Эта свобода идентичности-роли, которую мы и другие также называли экосоциальной нишей, заключается в беглом утверждении, что «здесь возможна жизнь». Радость, красота и создание смысла возможны даже в условиях коллапса, фрагментации, дефицита. Как гусеницы,
которые научились усваивать пластик, или
волки, которые процветают в зоне отчуждения Чернобыля, принадлежность может быть построена или выращена из обломков рушащихся империй и идеологий. Но она не всегда будет соответствовать идиллическим мечтам наших предков. Она может быть чудовищной. И возможно, так и должно быть, потому что среди прочего, монстры являются апотропеями: они отгоняют неудачу и то, что наши предки называли «дурным глазом» (и, возможно, они отгонят современные аналоги этого, чрезмерно ограниченных людей, которым нужна хорошая космологическая встряска).
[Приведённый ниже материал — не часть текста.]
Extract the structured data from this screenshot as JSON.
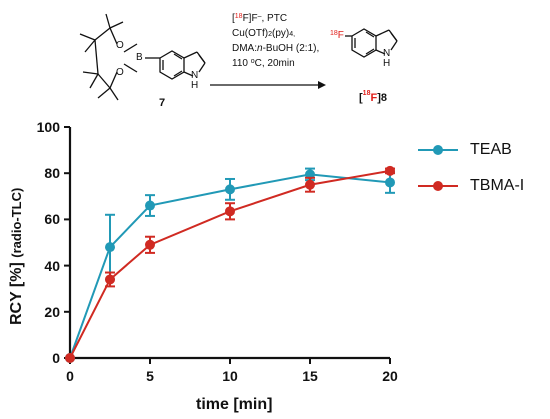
{
  "scheme": {
    "reactant_label": "7",
    "product_label_isotope": "18",
    "product_label_element": "F",
    "product_label_number": "8",
    "boron_atom": "B",
    "oxygen_atom": "O",
    "nitrogen_atom": "N",
    "hydrogen_atom": "H",
    "fluorine_mass": "18",
    "fluorine_atom": "F",
    "conditions": {
      "line1_open": "[",
      "line1_mass": "18",
      "line1_rest": "F]F",
      "line1_charge": "–",
      "line1_tail": ", PTC",
      "line2_main": "Cu(OTf)",
      "line2_sub1": "2",
      "line2_mid": "(py)",
      "line2_sub2": "4,",
      "line3_start": "DMA:",
      "line3_italic": "n",
      "line3_end": "-BuOH (2:1),",
      "line4_start": "110 ",
      "line4_deg": "o",
      "line4_end": "C, 20min"
    }
  },
  "chart_data": {
    "type": "line",
    "xlabel": "time [min]",
    "ylabel_main": "RCY [%]",
    "ylabel_sub": "(radio-TLC)",
    "xlim": [
      0,
      20
    ],
    "ylim": [
      0,
      100
    ],
    "xticks": [
      0,
      5,
      10,
      15,
      20
    ],
    "yticks": [
      0,
      20,
      40,
      60,
      80,
      100
    ],
    "legend_position": "right",
    "series": [
      {
        "name": "TEAB",
        "color": "#2199b6",
        "x": [
          0,
          2.5,
          5,
          10,
          15,
          20
        ],
        "y": [
          0,
          48,
          66,
          73,
          79.5,
          76
        ],
        "err": [
          0,
          14,
          4.5,
          4.5,
          2.5,
          4.5
        ]
      },
      {
        "name": "TBMA-I",
        "color": "#d02a22",
        "x": [
          0,
          2.5,
          5,
          10,
          15,
          20
        ],
        "y": [
          0,
          34,
          49,
          63.5,
          75,
          81
        ],
        "err": [
          0,
          3,
          3.5,
          3.5,
          3,
          1
        ]
      }
    ]
  }
}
Когда гендерно-вариативные люди утверждают, что наши телесные воплощения — это алтари, мы также говорим, что они — амулеты — предмет, возможно, даже более древний. Когда мы видим такую динамику, воплощенную в гендерном творчестве и гендерном сопротивлении — в принятии чудовищного и мифического, которое просочилось в уголки наших сообществ, по крайней мере, со времен
эпохального эссе Сьюзен Страйкер, в котором она нашла близость с монстром Франкенштейна, — мы чувствуем изумление и благоговение, неоспоримое свидетельство священного в ландшафте, где мало других сигнальных огней. Воплощать возникающие представления идентичности публичными способами (например, дрэг) — это форма мистицизма или еретической теологии, которая сливает искусство, ритуал и идентичность в алхимию, одновременно древнюю и своевременную.